In the United States, fairness has historically been a battle between equality and equity. Equality is the notion that everyone should have an equal opportunity. It’s the core of meritocracy and central to the American Dream. Preferential treatment is seen as antithetical to equality and the root of corruption. And yet, as civil rights leaders have long argued, we don’t all start out from the same place. Privilege matters. As a result, we’ve seen historical battles over equity, arguing that fairness is only possible when we take into account systemic marginalization and differences of ability, opportunity, and access…

And that’s where we are now–or are we? Those of us who have watched the Internet become a tool of commerce first and a means of communication second have seen other troubling trends. This is one danah boyd understands differently than than I had before:

Beyond the cultural fight over equality vs. equity, a new battle to define fairness has emerged. Long normative in business, a market logic of fairness is moving beyond industry to increasingly become our normative understanding of fairness in America.

It’s long been known that The Poor Pay More. Like it has done to so many other things, the Internet has changed the speed, the volume, and the frequency of the mechanisms that makes that happen. It’s also an ideal means of enforcing those mechanisms:

Increasingly, tech folks are participating in the instantiation of fairness in our society. Not only do they produce the algorithms that score people and unevenly distribute scarce resources, but the fetishization of “personalization” and the increasingly common practice of “curation” are, in effect, arbiters of fairness.
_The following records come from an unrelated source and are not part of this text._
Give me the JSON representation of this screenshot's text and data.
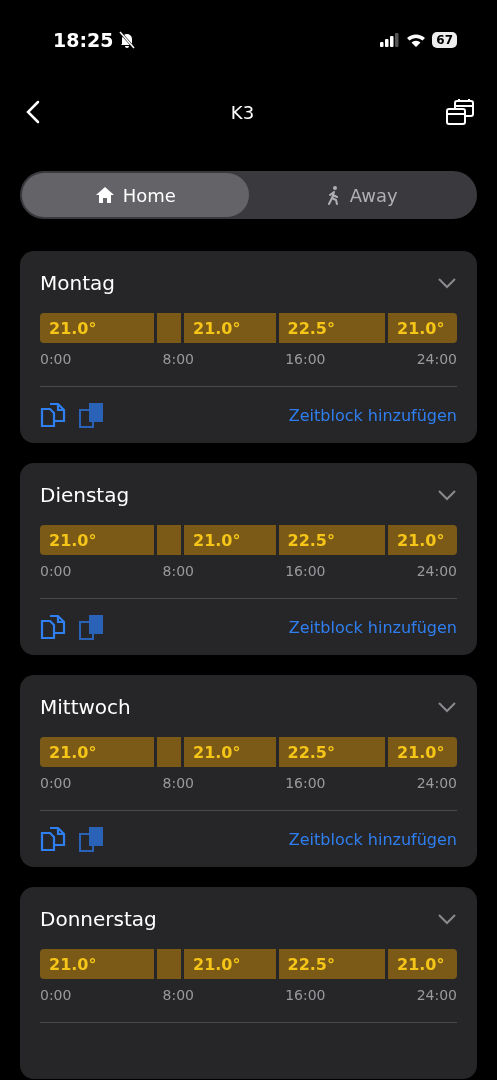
{
  "status_bar": {
    "time": "18:25",
    "battery": "67"
  },
  "header": {
    "title": "K3"
  },
  "modes": [
    {
      "label": "Home",
      "selected": true
    },
    {
      "label": "Away",
      "selected": false
    }
  ],
  "days": [
    {
      "name": "Montag",
      "expanded": false,
      "segments": [
        {
          "kind": "block",
          "temp": "21.0°"
        },
        {
          "kind": "short"
        },
        {
          "kind": "block",
          "temp": "21.0°"
        },
        {
          "kind": "block",
          "temp": "22.5°"
        },
        {
          "kind": "block",
          "temp": "21.0°"
        }
      ],
      "ticks": [
        "0:00",
        "8:00",
        "16:00",
        "24:00"
      ],
      "action": "Zeitblock hinzufügen"
    },
    {
      "name": "Dienstag",
      "expanded": false,
      "segments": [
        {
          "kind": "block",
          "temp": "21.0°"
        },
        {
          "kind": "short"
        },
        {
          "kind": "block",
          "temp": "21.0°"
        },
        {
          "kind": "block",
          "temp": "22.5°"
        },
        {
          "kind": "block",
          "temp": "21.0°"
        }
      ],
      "ticks": [
        "0:00",
        "8:00",
        "16:00",
        "24:00"
      ],
      "action": "Zeitblock hinzufügen"
    },
    {
      "name": "Mittwoch",
      "expanded": false,
      "segments": [
        {
          "kind": "block",
          "temp": "21.0°"
        },
        {
          "kind": "short"
        },
        {
          "kind": "block",
          "temp": "21.0°"
        },
        {
          "kind": "block",
          "temp": "22.5°"
        },
        {
          "kind": "block",
          "temp": "21.0°"
        }
      ],
      "ticks": [
        "0:00",
        "8:00",
        "16:00",
        "24:00"
      ],
      "action": "Zeitblock hinzufügen"
    },
    {
      "name": "Donnerstag",
      "expanded": false,
      "segments": [
        {
          "kind": "block",
          "temp": "21.0°"
        },
        {
          "kind": "short"
        },
        {
          "kind": "block",
          "temp": "21.0°"
        },
        {
          "kind": "block",
          "temp": "22.5°"
        },
        {
          "kind": "block",
          "temp": "21.0°"
        }
      ],
      "ticks": [
        "0:00",
        "8:00",
        "16:00",
        "24:00"
      ]
    }
  ]
}
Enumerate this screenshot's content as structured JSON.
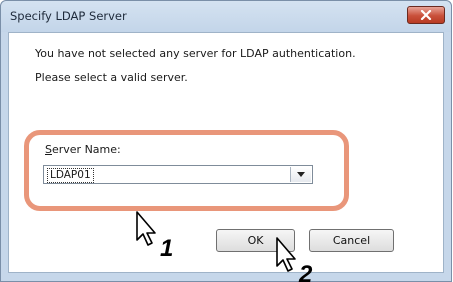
{
  "dialog": {
    "title": "Specify LDAP Server",
    "message_line1": "You have not selected any server for LDAP authentication.",
    "message_line2": "Please select a valid server.",
    "server_name_label_accel": "S",
    "server_name_label_rest": "erver Name:",
    "server_name_value": "LDAP01",
    "ok_label": "OK",
    "cancel_label": "Cancel"
  },
  "annotations": {
    "step1": "1",
    "step2": "2"
  },
  "colors": {
    "highlight": "#e9967a",
    "close_button": "#c9503a"
  }
}
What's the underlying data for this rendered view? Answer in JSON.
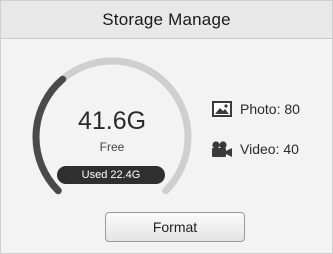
{
  "header": {
    "title": "Storage Manage"
  },
  "storage": {
    "free_value": "41.6G",
    "free_label": "Free",
    "used_label": "Used 22.4G",
    "used_fraction": 0.35
  },
  "stats": {
    "photo": {
      "label": "Photo: 80",
      "icon": "image-icon"
    },
    "video": {
      "label": "Video: 40",
      "icon": "video-camera-icon"
    }
  },
  "actions": {
    "format_label": "Format"
  },
  "colors": {
    "gauge_used": "#4a4a4a",
    "gauge_free": "#cfcfcf",
    "accent_dark": "#2f2f2f"
  }
}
(Those “tech folks”? That’s me. That’s what we do for a living. When I’m not destroying skilled jobs or performing guard labor, I enforce market values through technology. We also do productive labor, but the majority of what we do is not for the good of humanity.)

This is another systemic problem, and it will take systemic change. It’ll have to begin with an acceptance that we live in a socially engineered environment. (Every society is.) Those who invent and spread the myth that we do not, those who preach most loudly against social engineering? Those are the bosses of the social engineers. They have the power to work their will and would rather not change that. It’s understandable they don’t want to cede their power gracefully. And it’s understandable I believe they should lose that power utterly.